North Korea, led by the dictatorial Kim family where a cult of personality stands in place of any tolerated religion, had led the list for two decades. Although the situation in North Korea actually got worse over the past year, the country fell to second place behind Afghanistan largely because of the chaotic withdrawal of U.S. military forces in August.

That made "an [already] deadly situation for Christians worse," the Open Doors report said.

"Every Christian in Afghanistan is either in hiding or on the run," Open Doors USA President and CEO David Curry told Newsweek.
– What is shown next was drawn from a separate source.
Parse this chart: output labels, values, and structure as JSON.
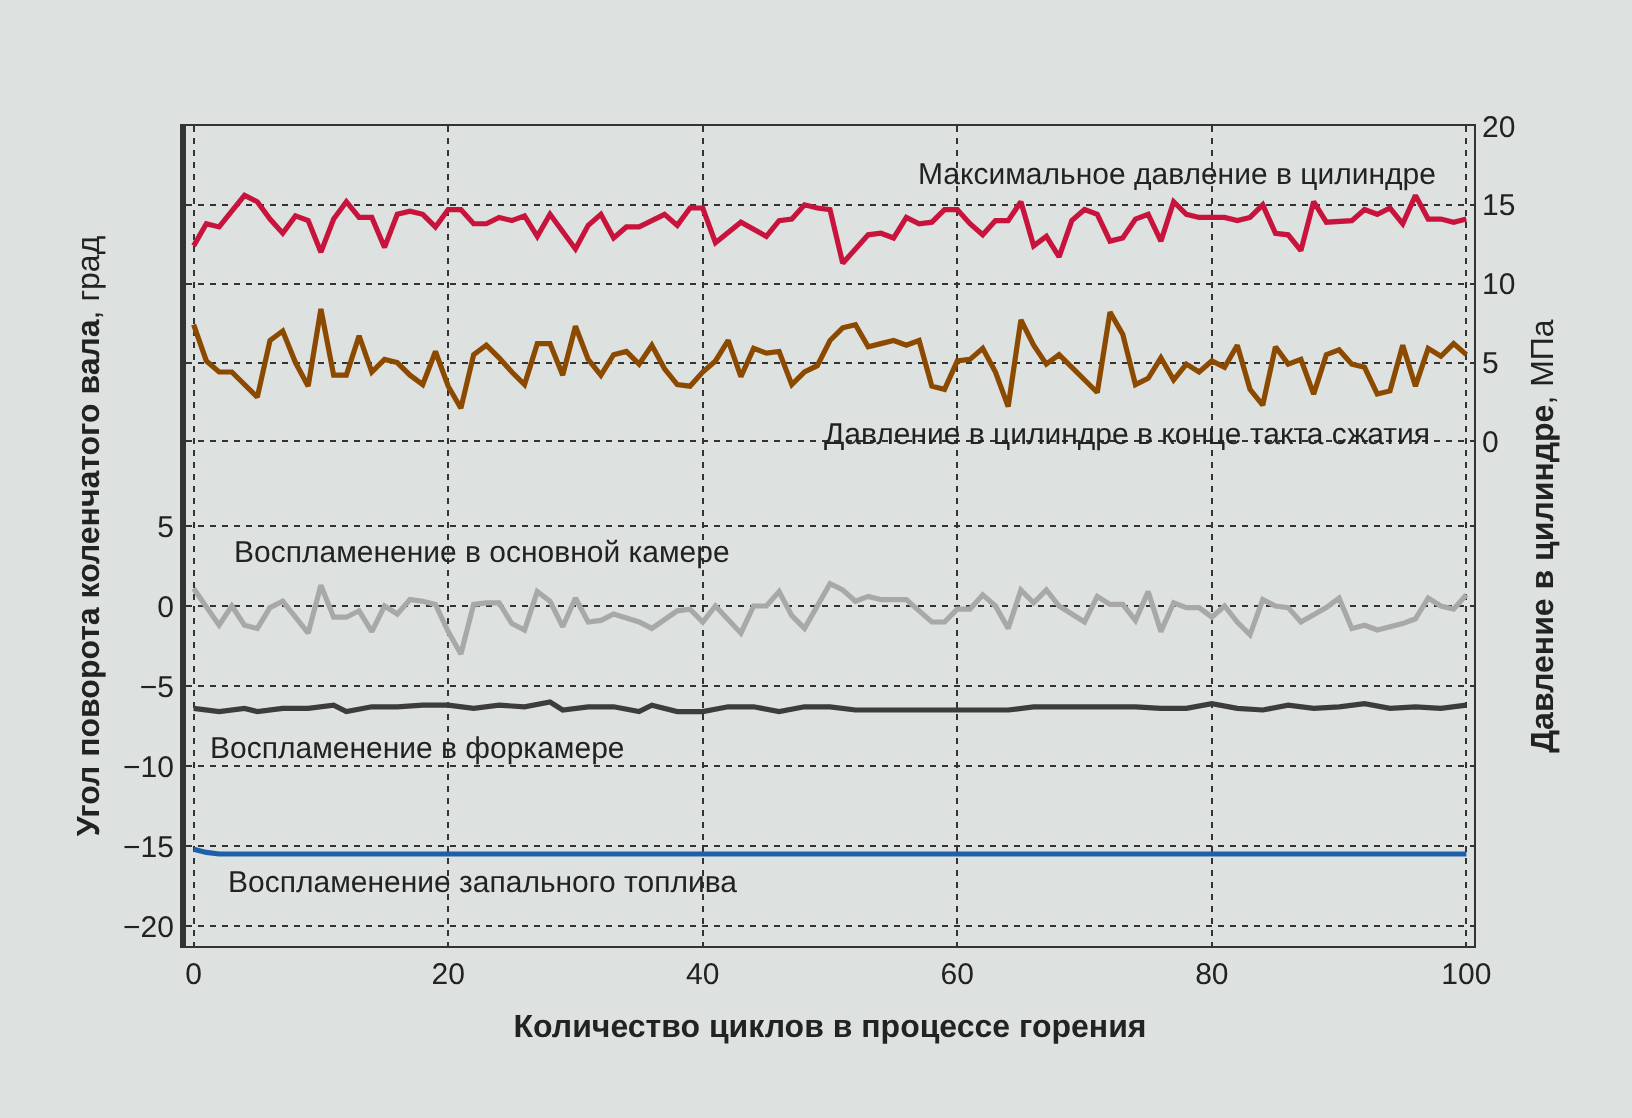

The Taliban's almost instant takeover of the country has Christians fleeing to protect their families, Curry said, with the Taliban moving from door to door seizing girls to marry off to Taliban fighters.

"Christian women are the most vulnerable group in the world today," he said.

Open Doors held an online press conference on Wednesday to share statements from undercover Christians in Nigeria and Afghanistan. Also on hand were Rashad Hussain, the State Department's ambassador-at-large for international religious freedom, and Sam Brownback, the former ambassador-at-large.

The survey period of November 2020 to September 2021 rated countries on private, family, community, church and national freedoms and a violence index, Newsweek reported.

The top 11 violators were Afghanistan, North Korea, Somalia, Libya, Yemen, Eritrea, Nigeria, Pakistan, Iran, India and Saudi Arabia.

China showed up at No. 17 despite recent moves against it for human rights violations, including the Biden administration's refusal to send diplomats to the Winter Olympics in Beijing.

Curry noted China's mass surveillance of people of faith and what Hussain termed the "genocide" of Uyghur Muslims.

China does not have a higher score because the violence is currently muted, Curry said.

''They're not lining up people and shooting them," as in Somalia and North Korea, he said. "China has figured out how a government with centralized control can squeeze and punish people without them leaving their homes."

But he urged Americans to boycott watching the Olympics on television, even though U.S. athletes are to compete.

"The Communist government wants the attention and revenue from the Olympics, and I think people of faith should just pass," he said.